Par - Le 01 janvier 2011.

“Au-delà des accords collectifs, les organisations syndicales peuvent faire prévaloir des principes et allumer des contre-feux pour éviter un certain nombre de dérives", a déclaré Jean-François Amadieu, professeur à l'Université Paris I Panthéon-Sorbonne et directeur de l'Observatoire des discriminations, en préambule de son intervention lors d'une table ronde sur le thème “Agir contre les discriminations et promouvoir la diversité dans le monde du travail", organisée par l'Unsa le 15 décembre.

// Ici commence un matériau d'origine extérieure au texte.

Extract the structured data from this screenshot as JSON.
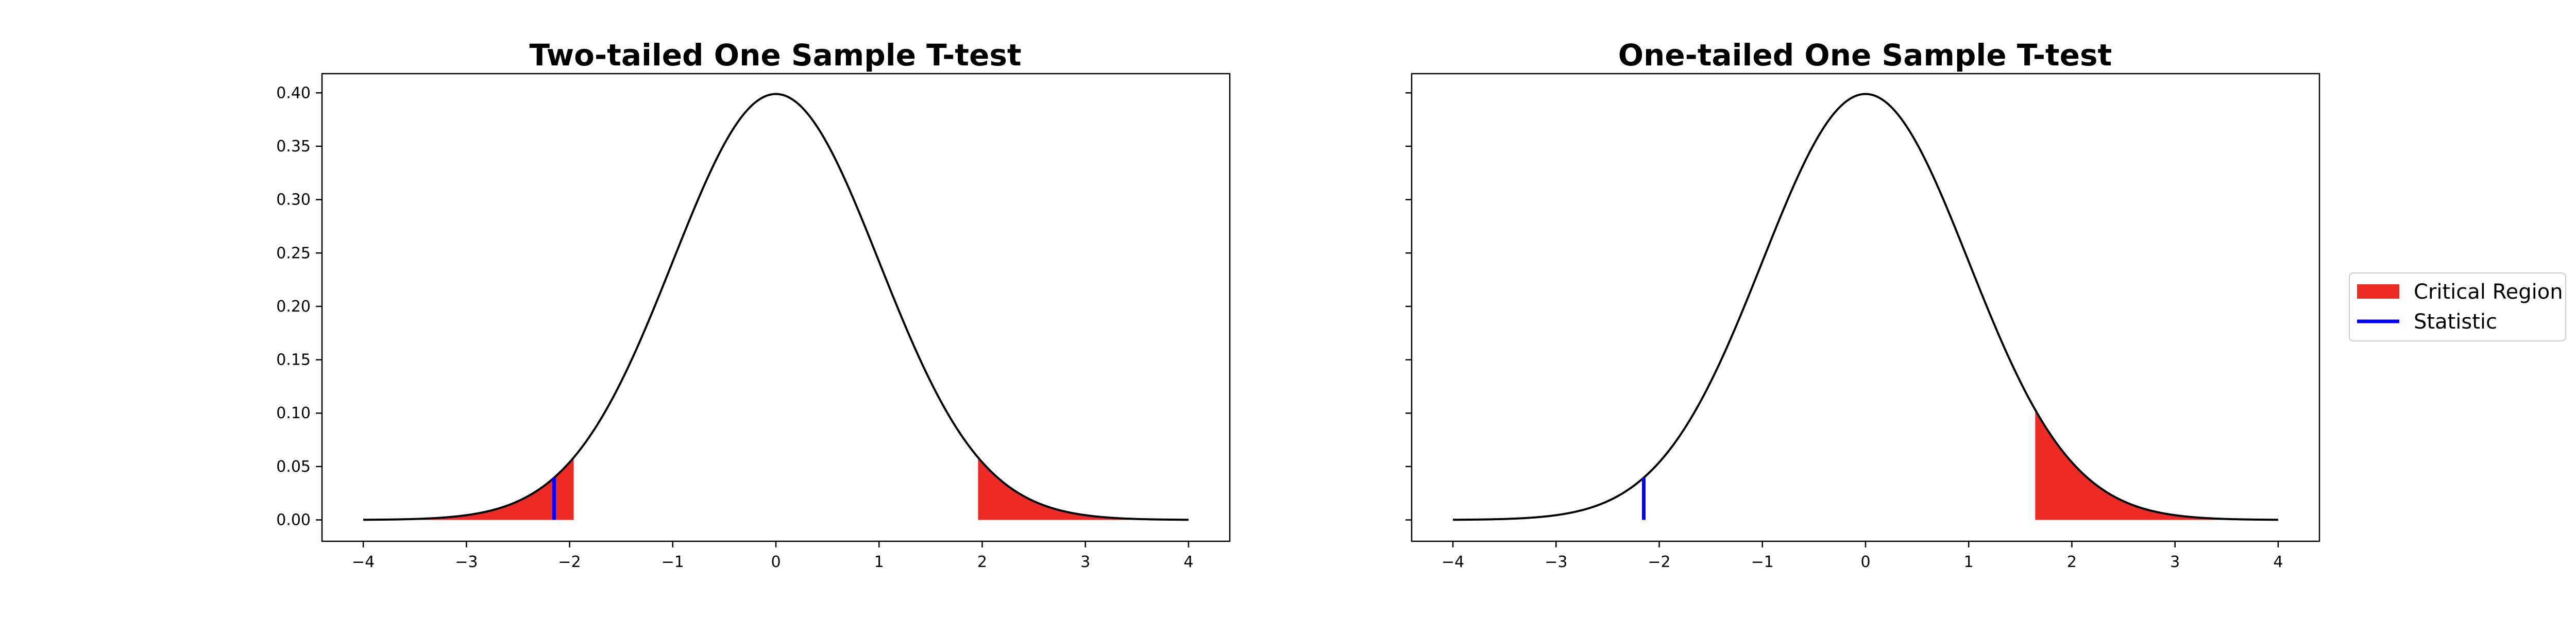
{
  "figure": {
    "legend": {
      "placement": "right",
      "items": [
        {
          "label": "Critical Region",
          "kind": "patch",
          "color": "#ee2a24"
        },
        {
          "label": "Statistic",
          "kind": "line",
          "color": "#0000ff"
        }
      ]
    }
  },
  "chart_data": [
    {
      "type": "area",
      "title": "Two-tailed One Sample T-test",
      "xlabel": "",
      "ylabel": "",
      "xlim": [
        -4.4,
        4.4
      ],
      "ylim": [
        -0.02,
        0.418
      ],
      "grid": false,
      "x_ticks": [
        -4,
        -3,
        -2,
        -1,
        0,
        1,
        2,
        3,
        4
      ],
      "x_tick_labels": [
        "−4",
        "−3",
        "−2",
        "−1",
        "0",
        "1",
        "2",
        "3",
        "4"
      ],
      "y_ticks": [
        0.0,
        0.05,
        0.1,
        0.15,
        0.2,
        0.25,
        0.3,
        0.35,
        0.4
      ],
      "y_tick_labels": [
        "0.00",
        "0.05",
        "0.10",
        "0.15",
        "0.20",
        "0.25",
        "0.30",
        "0.35",
        "0.40"
      ],
      "show_y_tick_labels": true,
      "curve": {
        "distribution": "standard normal density",
        "x_range": [
          -4,
          4
        ],
        "color": "#000000"
      },
      "critical_regions": [
        [
          -4,
          -1.96
        ],
        [
          1.96,
          4
        ]
      ],
      "statistic": -2.15
    },
    {
      "type": "area",
      "title": "One-tailed One Sample T-test",
      "xlabel": "",
      "ylabel": "",
      "xlim": [
        -4.4,
        4.4
      ],
      "ylim": [
        -0.02,
        0.418
      ],
      "grid": false,
      "x_ticks": [
        -4,
        -3,
        -2,
        -1,
        0,
        1,
        2,
        3,
        4
      ],
      "x_tick_labels": [
        "−4",
        "−3",
        "−2",
        "−1",
        "0",
        "1",
        "2",
        "3",
        "4"
      ],
      "y_ticks": [
        0.0,
        0.05,
        0.1,
        0.15,
        0.2,
        0.25,
        0.3,
        0.35,
        0.4
      ],
      "y_tick_labels": [
        "",
        "",
        "",
        "",
        "",
        "",
        "",
        "",
        ""
      ],
      "show_y_tick_labels": false,
      "curve": {
        "distribution": "standard normal density",
        "x_range": [
          -4,
          4
        ],
        "color": "#000000"
      },
      "critical_regions": [
        [
          1.645,
          4
        ]
      ],
      "statistic": -2.15
    }
  ]
}
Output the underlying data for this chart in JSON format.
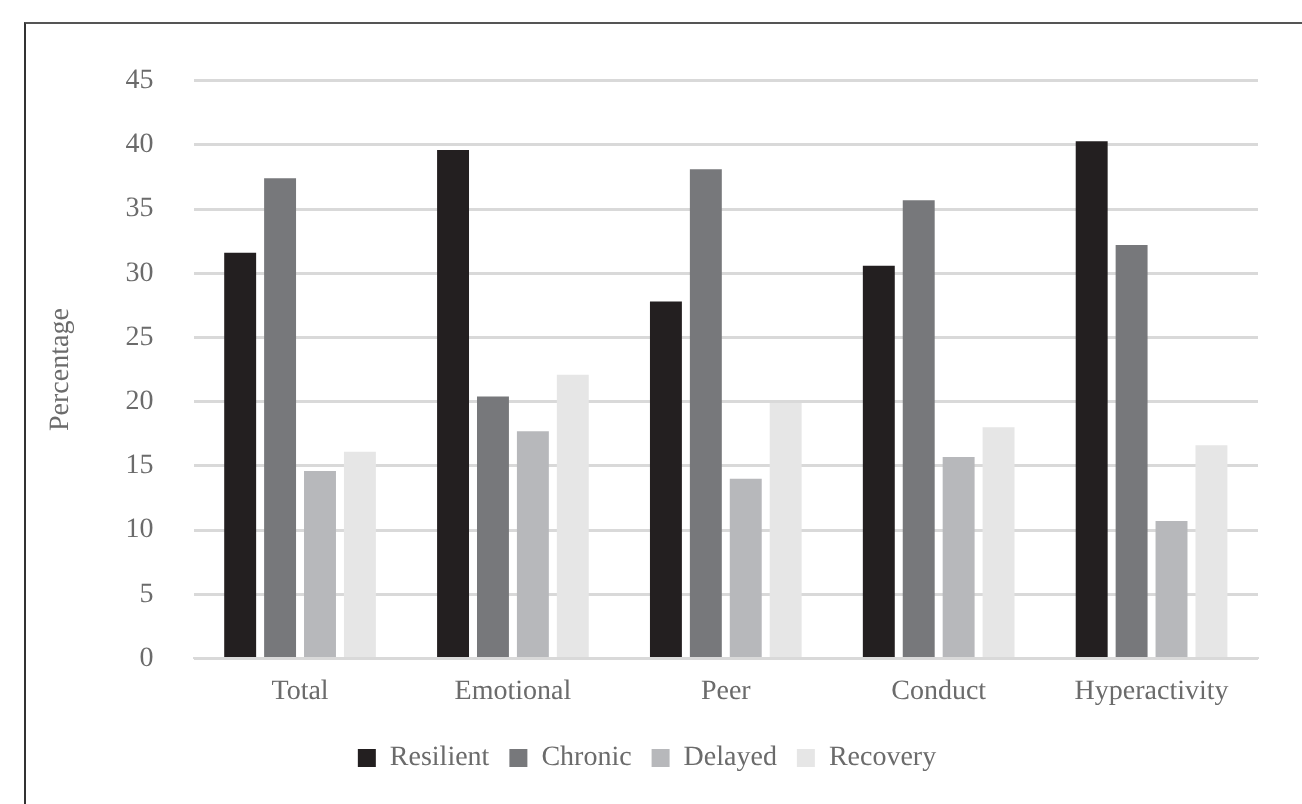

Première arme antidiscrimination à l'embauche : le CV anonyme. Défenseur de cette initiative, Jean-François Amadieu estime inutile l'expérimentation en cours. “Il est absolument certain, sans aucune contestation possible, que si vous mettez sur un document, quel qu'il soit, un patronyme, une photo, le genre d'une personne, le nombre de ses enfants ou toute autre information, cette seule information fausse l'appréciation et conduit à une discrimination", a-t-il martelé. Supprimer cette information au stade du tri des CV permet de supprimer ce “biais". Mais cela ne suffit pas, pour Jean-François Amadieu. Si l'entreprise maintient les entretiens subjectifs, au lieu de mises en situation ou de tests, cela ne changera rien au final. D'ailleurs, le CV contient d'autres informations – les libellés précis des diplômes, les expériences et les stages – qui dévoilent le candidat. Alors, s'il est impossible de se prémunir de toute dimension subjective lors d'un recrutement, faut-il pour autant s'affranchir de tout contrôle ? “Au regard d'un objectif de promotion de la diversité, il est difficile d'abandonner toute référence objective." Prenant comme exemple les classifications, Jean-François Amadieu a ajouté : “Le fait que l'employeur soit contraint par un minimum de données objectives, qui freinent sa latitude à recruter ou à verser tel ou tel salaire en toute subjectivité, est plutôt un progrès social..."
B. D.

De la mesure

Alors que le Comité Héran pour la mesure et l'évaluation des discriminations et de la diversité [Présidé par François Héran, directeur de l'[Institut national des études démographiques[/footnote]. prépare une étude sur les pratiques des entreprises en la matière pour ce début d'année 2011, Jean-François Amadieu, directeur de l'Observatoire des discriminations, s'est inquiété des résultats, lors de la table ronde organisée par l'Unsa le 15 décembre. “Si les entreprises mesurent la discrimination, c'est très bien. En réalité, je n'ai pas l'impression que nous allions dans cette direction", a-t-il déclaré, rappelant que le “label diversité" n'impose aucune mesure contraignante. “Je crains que nous soient proposés des bilans qui consisteront à mesurer des compositions de la population, des proportions : ce serait une mesure de la diversité, et pas de la discrimination. Or, ce sont deux choses complètement différentes. Même une faible proportion de minorités visibles ou de femmes ne prouve pas une discrimination", a-t-il affirmé.